The hardest part was dealing with the logistics of everything while in the narrow cabin of a plane, according to Bettyanne Sherrer, president and owner of ProPlan.

“[Spear] did a lot of research prior to take-off on how she was going to design the educational component of this experience,” said Sherrer. “And thank God she did because you can imagine how challenging it was. As a speaker, she’s usually on stage with a mic, with all the sight lines to her lit, all that good stuff. But now, she’s basically constricted in a venue where only the people in the first four rows can see her. And she’s talking into the PA with a cord only two feet long. So she literally was only able to step into the threshold.”

The event extended all the way to the PCMA conference itself, where the WestJet attendees received badges with custom “V.I.Plane” ribbons.

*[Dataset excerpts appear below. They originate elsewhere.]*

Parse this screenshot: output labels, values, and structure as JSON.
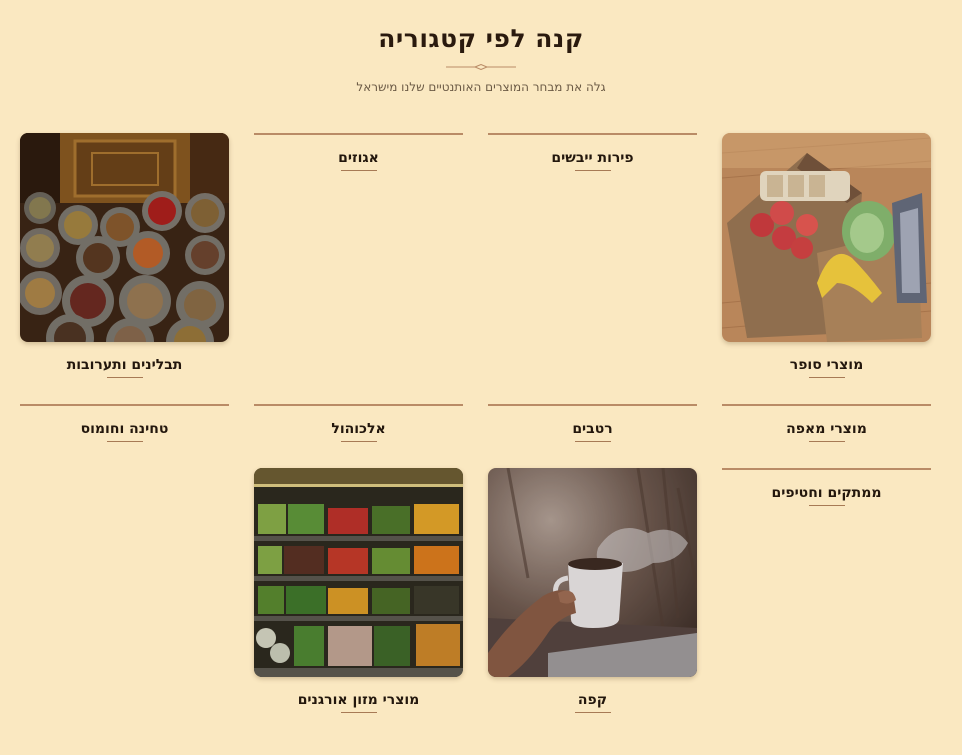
{
  "header": {
    "title": "קנה לפי קטגוריה",
    "subtitle": "גלה את מבחר המוצרים האותנטיים שלנו מישראל"
  },
  "categories": [
    {
      "label": "מוצרי סופר",
      "image": "grocery-bags-photo"
    },
    {
      "label": "פירות ייבשים",
      "image": null
    },
    {
      "label": "אגוזים",
      "image": null
    },
    {
      "label": "תבלינים ותערובות",
      "image": "spice-bowls-photo"
    },
    {
      "label": "מוצרי מאפה",
      "image": null
    },
    {
      "label": "רטבים",
      "image": null
    },
    {
      "label": "אלכוהול",
      "image": null
    },
    {
      "label": "טחינה וחומוס",
      "image": null
    },
    {
      "label": "ממתקים וחטיפים",
      "image": null
    },
    {
      "label": "קפה",
      "image": "coffee-cup-photo"
    },
    {
      "label": "מוצרי מזון אורגנים",
      "image": "organic-produce-photo"
    }
  ],
  "colors": {
    "background": "#fae8c1",
    "accent_line": "#b98b66",
    "title": "#2a1a0e"
  }
}
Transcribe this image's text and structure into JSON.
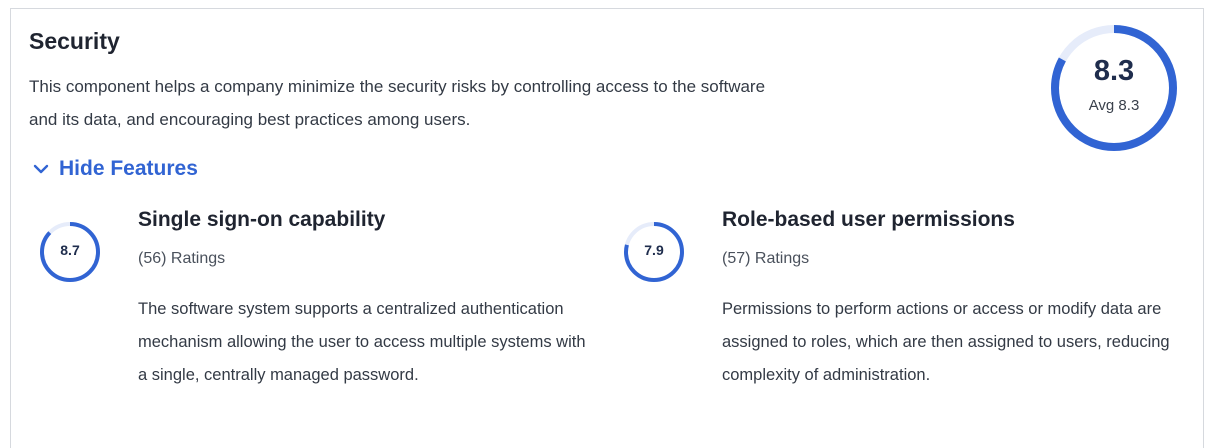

Networking at the PCMA conference was partly turned into a game, according to Sherrer, with attendees racing to rack up as many points as possible, which they did by scanning the code on the backs of other attendees’ badges. The codes on the backs of the V.I.Plane badges had the highest point value associated with them, making them valuable targets.

“Our people were stalked throughout the entire conference,” Sherrer said.

Because of where the 2019 Canadian PCMA convention is being held, WestJet, ProPlan, and Tourism Saskatoon will not be running a flight this year. The organizations are hoping to hold it again, however, because of the good feedback it got from attendees and sponsors alike.

Delta, meanwhile, will soon be sending out invitations for a flight to the 2020 South by Southwest Music Festival in March.

“People constantly reach out to us: ‘Are you still having the flight? When is it going to be?’ I think that’s just a big testament to how successful it’s been and how engaged people are,” Abbott said.